As super-resolution methods make it possible to capture images at a resolution beyond the diffraction limit, they have no straightforward measure for optical resolution. Consequently, signal-to-noise ratio-based methods to determine resolution such as Fourier Ring Correlation (FRC) have seen increased
use. We look at a new method, called 1FRC, as it requires only a single image instead of two (2FRC, the original method). It splits each pixel value into two values according to a binomial distribution, producing two images usable in a standard FRC routine. We consider for which noise modalities and conditions
the results are equivalent to using 2FRC. If the image noise is only Poisson-distributed we derive mathematically that 1FRC and 2FRC are equivalent. Using simulations on Siemens star test images we find that the mean squared error between 1FRC and 2FRC curves is small for images containing only Poisson noise and a combination of Poisson and low variance Gaussian noise.
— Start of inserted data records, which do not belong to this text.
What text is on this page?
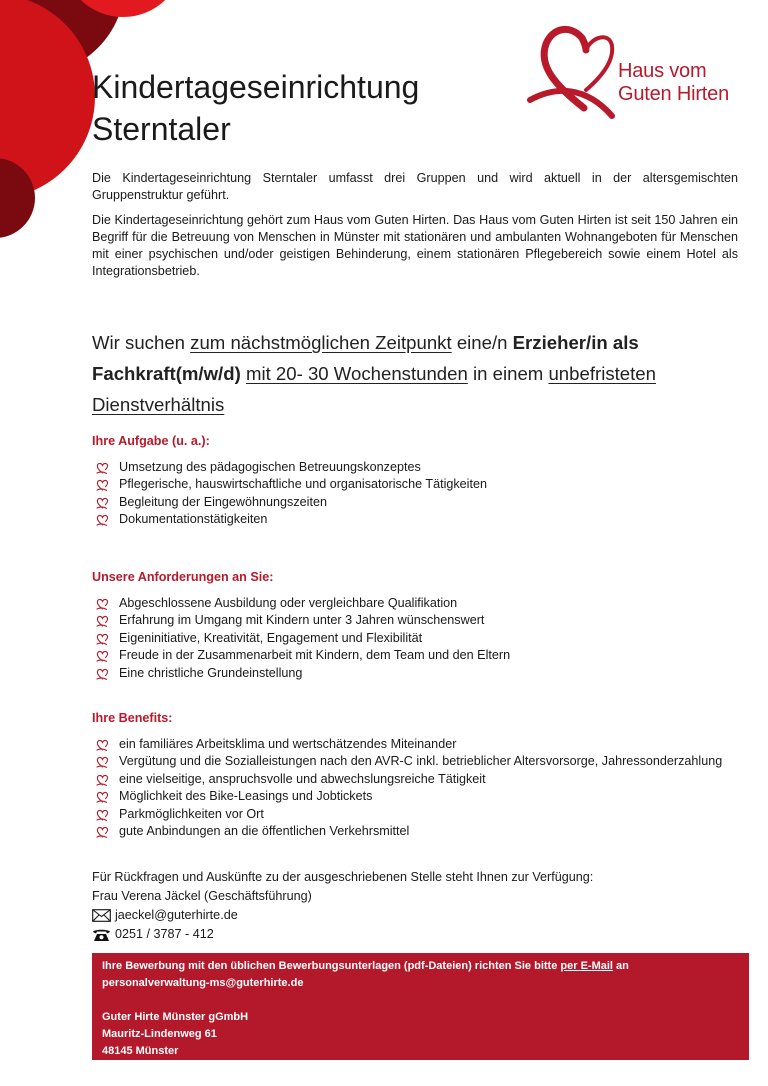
Haus vom
Guten Hirten
Kindertageseinrichtung
Sterntaler

Die Kindertageseinrichtung Sterntaler umfasst drei Gruppen und wird aktuell in der altersgemischten Gruppenstruktur geführt.

Die Kindertageseinrichtung gehört zum Haus vom Guten Hirten. Das Haus vom Guten Hirten ist seit 150 Jahren ein Begriff für die Betreuung von Menschen in Münster mit stationären und ambulanten Wohnangeboten für Menschen mit einer psychischen und/oder geistigen Behinderung, einem stationären Pflegebereich sowie einem Hotel als Integrationsbetrieb.

Wir suchen zum nächstmöglichen Zeitpunkt eine/n Erzieher/in als Fachkraft(m/w/d) mit 20- 30 Wochenstunden in einem unbefristeten Dienstverhältnis
Ihre Aufgabe (u. a.):
Umsetzung des pädagogischen Betreuungskonzeptes
Pflegerische, hauswirtschaftliche und organisatorische Tätigkeiten
Begleitung der Eingewöhnungszeiten
Dokumentationstätigkeiten
Unsere Anforderungen an Sie:
Abgeschlossene Ausbildung oder vergleichbare Qualifikation
Erfahrung im Umgang mit Kindern unter 3 Jahren wünschenswert
Eigeninitiative, Kreativität, Engagement und Flexibilität
Freude in der Zusammenarbeit mit Kindern, dem Team und den Eltern
Eine christliche Grundeinstellung
Ihre Benefits:
ein familiäres Arbeitsklima und wertschätzendes Miteinander
Vergütung und die Sozialleistungen nach den AVR-C inkl. betrieblicher Altersvorsorge, Jahressonderzahlung
eine vielseitige, anspruchsvolle und abwechslungsreiche Tätigkeit
Möglichkeit des Bike-Leasings und Jobtickets
Parkmöglichkeiten vor Ort
gute Anbindungen an die öffentlichen Verkehrsmittel
Für Rückfragen und Auskünfte zu der ausgeschriebenen Stelle steht Ihnen zur Verfügung:
Frau Verena Jäckel (Geschäftsführung)
jaeckel@guterhirte.de
0251 / 3787 - 412
Ihre Bewerbung mit den üblichen Bewerbungsunterlagen (pdf-Dateien) richten Sie bitte per E-Mail an
personalverwaltung-ms@guterhirte.de
Guter Hirte Münster gGmbH
Mauritz-Lindenweg 61
48145 Münster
However, when
the mean variance ratio 𝜇/𝜎2 (image mean divided by variance of a pixel) is less than one, the 1FRC curve no longer goes to zero at high frequencies, but instead fluctuates at an elevated level. We see that this elevated 1FRC curve level is exactly 1 − 𝜇/𝜎2. For 𝜇/𝜎2 < 0.973 the difference in resolution exceeds one standard deviation of the 1FRC resolution. From this point the Kolmogorov-Smirnov test confidently states that the 1FRC pixel sum distributions are not equal to 2FRC distributions. We also test 1FRC on an experimental dataset made with varying STED intensity. The computed resolution curves fit well to the modified Abbe equation for STED. However, the 1FRC resolutions are up to 30%
better than resolutions obtained using decorrelation analysis.